Now, with regard to privatisation, or rather the nationalisation of enterprises, the seizure of enterprises. No one seized these enterprises from their legitimate owners. But since these enterprises, which are located on the territory of the unrecognised republics, have been denied the ability – and I want to emphasise this – to obtain raw materials from Ukrainian territory, or ship products to Ukrainian territory, people who work at these enterprises – so as not to be left without the means to survive – had no choice but to introduce temporary management. I want your readers, viewers and listeners to know about this. No one took anything away from anyone.
Finally, how can these enterprises exist if they are completely deprived of the opportunity to receive at least something for their economic activities, since the Kiev authorities have cut off all financial ties with this territory? Banks do not operate there, and the Ukrainian financial system does not operate there on the initiative of the current Kiev authorities.

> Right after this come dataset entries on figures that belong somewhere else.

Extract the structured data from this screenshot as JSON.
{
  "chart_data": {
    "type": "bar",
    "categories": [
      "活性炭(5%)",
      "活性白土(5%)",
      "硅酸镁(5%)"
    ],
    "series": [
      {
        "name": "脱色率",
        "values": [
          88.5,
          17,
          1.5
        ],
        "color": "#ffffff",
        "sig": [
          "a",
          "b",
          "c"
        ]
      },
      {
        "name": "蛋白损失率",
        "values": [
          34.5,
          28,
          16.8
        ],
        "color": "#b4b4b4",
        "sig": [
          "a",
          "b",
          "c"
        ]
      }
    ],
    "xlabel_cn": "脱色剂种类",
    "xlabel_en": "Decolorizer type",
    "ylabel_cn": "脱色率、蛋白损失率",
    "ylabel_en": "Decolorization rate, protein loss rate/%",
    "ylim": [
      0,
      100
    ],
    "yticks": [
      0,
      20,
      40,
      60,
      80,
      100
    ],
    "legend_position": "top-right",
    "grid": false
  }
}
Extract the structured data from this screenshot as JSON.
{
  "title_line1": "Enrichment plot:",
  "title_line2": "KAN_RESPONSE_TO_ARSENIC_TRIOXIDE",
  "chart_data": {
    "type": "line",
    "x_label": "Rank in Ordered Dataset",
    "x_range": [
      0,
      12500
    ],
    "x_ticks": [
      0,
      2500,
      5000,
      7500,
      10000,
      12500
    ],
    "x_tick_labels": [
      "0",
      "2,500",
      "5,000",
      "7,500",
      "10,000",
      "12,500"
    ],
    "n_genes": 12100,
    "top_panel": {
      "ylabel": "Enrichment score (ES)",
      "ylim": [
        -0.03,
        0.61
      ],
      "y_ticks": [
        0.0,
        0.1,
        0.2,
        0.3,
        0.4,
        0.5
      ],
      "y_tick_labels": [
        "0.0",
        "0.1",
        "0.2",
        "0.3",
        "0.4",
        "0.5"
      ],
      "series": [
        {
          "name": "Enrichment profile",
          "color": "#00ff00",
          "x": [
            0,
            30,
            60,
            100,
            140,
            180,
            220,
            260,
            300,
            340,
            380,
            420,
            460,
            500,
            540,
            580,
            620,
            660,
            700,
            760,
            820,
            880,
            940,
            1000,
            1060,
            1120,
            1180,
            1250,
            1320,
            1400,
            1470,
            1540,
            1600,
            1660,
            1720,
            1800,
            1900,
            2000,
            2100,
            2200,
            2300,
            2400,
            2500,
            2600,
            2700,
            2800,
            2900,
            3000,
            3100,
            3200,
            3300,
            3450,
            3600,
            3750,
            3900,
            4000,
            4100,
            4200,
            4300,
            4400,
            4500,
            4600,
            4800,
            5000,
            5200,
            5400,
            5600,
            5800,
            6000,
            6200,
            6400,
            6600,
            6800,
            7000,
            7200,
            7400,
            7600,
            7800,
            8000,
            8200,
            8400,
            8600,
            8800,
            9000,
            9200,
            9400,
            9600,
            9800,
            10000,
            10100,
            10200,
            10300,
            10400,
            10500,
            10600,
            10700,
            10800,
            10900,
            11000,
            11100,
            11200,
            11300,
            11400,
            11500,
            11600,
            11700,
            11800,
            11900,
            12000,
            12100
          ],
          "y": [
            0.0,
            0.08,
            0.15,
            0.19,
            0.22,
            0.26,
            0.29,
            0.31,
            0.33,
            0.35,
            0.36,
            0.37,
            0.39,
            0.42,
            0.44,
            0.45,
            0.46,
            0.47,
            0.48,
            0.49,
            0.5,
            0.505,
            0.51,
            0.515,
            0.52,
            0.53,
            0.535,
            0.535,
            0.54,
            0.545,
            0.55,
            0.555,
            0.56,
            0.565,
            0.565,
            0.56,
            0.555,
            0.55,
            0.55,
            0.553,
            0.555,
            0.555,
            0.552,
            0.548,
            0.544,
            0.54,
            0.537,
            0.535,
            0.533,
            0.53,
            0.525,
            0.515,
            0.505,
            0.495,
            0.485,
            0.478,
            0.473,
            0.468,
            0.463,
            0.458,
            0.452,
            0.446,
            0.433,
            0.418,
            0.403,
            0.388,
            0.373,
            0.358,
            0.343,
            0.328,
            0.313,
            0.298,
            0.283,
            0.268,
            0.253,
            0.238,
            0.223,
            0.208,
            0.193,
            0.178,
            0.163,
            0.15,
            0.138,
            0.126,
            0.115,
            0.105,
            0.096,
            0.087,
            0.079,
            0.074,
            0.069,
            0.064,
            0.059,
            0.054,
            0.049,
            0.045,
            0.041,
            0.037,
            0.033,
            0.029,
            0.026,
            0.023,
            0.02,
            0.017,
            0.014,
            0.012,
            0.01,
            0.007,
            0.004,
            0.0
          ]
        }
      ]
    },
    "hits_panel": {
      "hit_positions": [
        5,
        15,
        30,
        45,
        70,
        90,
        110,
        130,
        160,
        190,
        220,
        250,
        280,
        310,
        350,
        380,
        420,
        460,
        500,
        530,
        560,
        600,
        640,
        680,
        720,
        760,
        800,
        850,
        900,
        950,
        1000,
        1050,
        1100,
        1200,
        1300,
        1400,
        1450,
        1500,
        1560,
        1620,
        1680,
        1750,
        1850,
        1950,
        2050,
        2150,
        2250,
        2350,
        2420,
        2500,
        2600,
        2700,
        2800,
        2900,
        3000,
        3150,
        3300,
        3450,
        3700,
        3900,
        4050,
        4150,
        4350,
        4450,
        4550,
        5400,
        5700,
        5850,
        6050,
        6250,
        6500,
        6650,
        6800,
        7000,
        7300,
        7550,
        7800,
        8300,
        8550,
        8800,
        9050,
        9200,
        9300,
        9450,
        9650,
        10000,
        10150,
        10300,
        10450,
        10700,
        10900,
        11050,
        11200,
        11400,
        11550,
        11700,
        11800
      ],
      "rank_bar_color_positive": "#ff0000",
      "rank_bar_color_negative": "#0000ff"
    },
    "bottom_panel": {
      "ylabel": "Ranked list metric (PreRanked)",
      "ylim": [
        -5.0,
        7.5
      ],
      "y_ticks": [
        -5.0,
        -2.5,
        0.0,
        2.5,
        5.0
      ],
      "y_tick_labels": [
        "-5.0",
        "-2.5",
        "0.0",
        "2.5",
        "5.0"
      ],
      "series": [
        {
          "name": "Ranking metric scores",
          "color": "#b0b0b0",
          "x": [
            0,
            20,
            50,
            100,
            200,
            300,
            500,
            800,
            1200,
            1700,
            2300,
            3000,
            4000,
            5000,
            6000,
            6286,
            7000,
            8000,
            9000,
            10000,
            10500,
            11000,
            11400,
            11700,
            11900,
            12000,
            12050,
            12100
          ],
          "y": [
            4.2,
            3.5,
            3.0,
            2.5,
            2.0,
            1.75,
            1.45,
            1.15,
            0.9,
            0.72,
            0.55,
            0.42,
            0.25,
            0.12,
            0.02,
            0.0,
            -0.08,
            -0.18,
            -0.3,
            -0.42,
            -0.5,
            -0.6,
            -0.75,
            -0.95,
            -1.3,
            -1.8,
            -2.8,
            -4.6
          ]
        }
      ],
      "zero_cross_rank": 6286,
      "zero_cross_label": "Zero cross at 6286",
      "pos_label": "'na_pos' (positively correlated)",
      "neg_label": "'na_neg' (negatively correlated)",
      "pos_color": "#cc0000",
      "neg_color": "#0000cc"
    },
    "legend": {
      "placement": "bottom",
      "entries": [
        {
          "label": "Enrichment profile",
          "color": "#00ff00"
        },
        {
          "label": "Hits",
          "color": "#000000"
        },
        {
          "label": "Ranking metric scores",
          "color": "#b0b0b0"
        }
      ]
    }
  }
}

Our partners in Europe said some time ago that they are ready to help the Ukrainian authorities to ensure the normal functioning of financial institutions, at least temporary ones. Unfortunately, our partners in Kiev have done everything possible to prevent these wishes and plans of our European partners from being implemented. Therefore, everything happening there is forced measures.
I agree with the Federal Chancellor that we cannot and should not come up with any alternative to the Normandy format and the Minsk Agreements, because new plans cannot be devised until basic results have been achieved on what we mapped out in past years.
The message to Merkel in the last two paragraphs of these comments – that the failure of the Minsk process is largely down to her – is clear enough, even though with Merkel standing right beside him Putin was careful to veil his comments.
The veil was however the very thinnest one, and it seems from Merkel’s much more defensive comments during the press conference that in their private talks Putin expressed himself with utter clarity.
Western commentary about the meeting between Putin and Merkel has tended to emphasise the strength of the message Merkel supposedly gave Putin. On the contrary it was Putin’s message to Merkel which was the strong one, and this was clearly so not just during their private meeting with each other but during their joint news conference.
As for the future, though the Russians are still going through the motions of working within the framework of the Minsk Agreement and of the Normandy Four format, in reality they have given up on them both, and understand that the Donetsk and Lugansk People’s Republics have to all intents and purposes seceded from Ukraine, and are not going back.
Putin also clearly signalled that he no longer believes that a political settlement of the Ukrainian conflict in any form is possible whilst the present Maidan based regime remains in power.
As for the issue of the sanctions upon which Merkel seems to have rested so many hopes, Putin throughout the whole press conference never mentioned them once.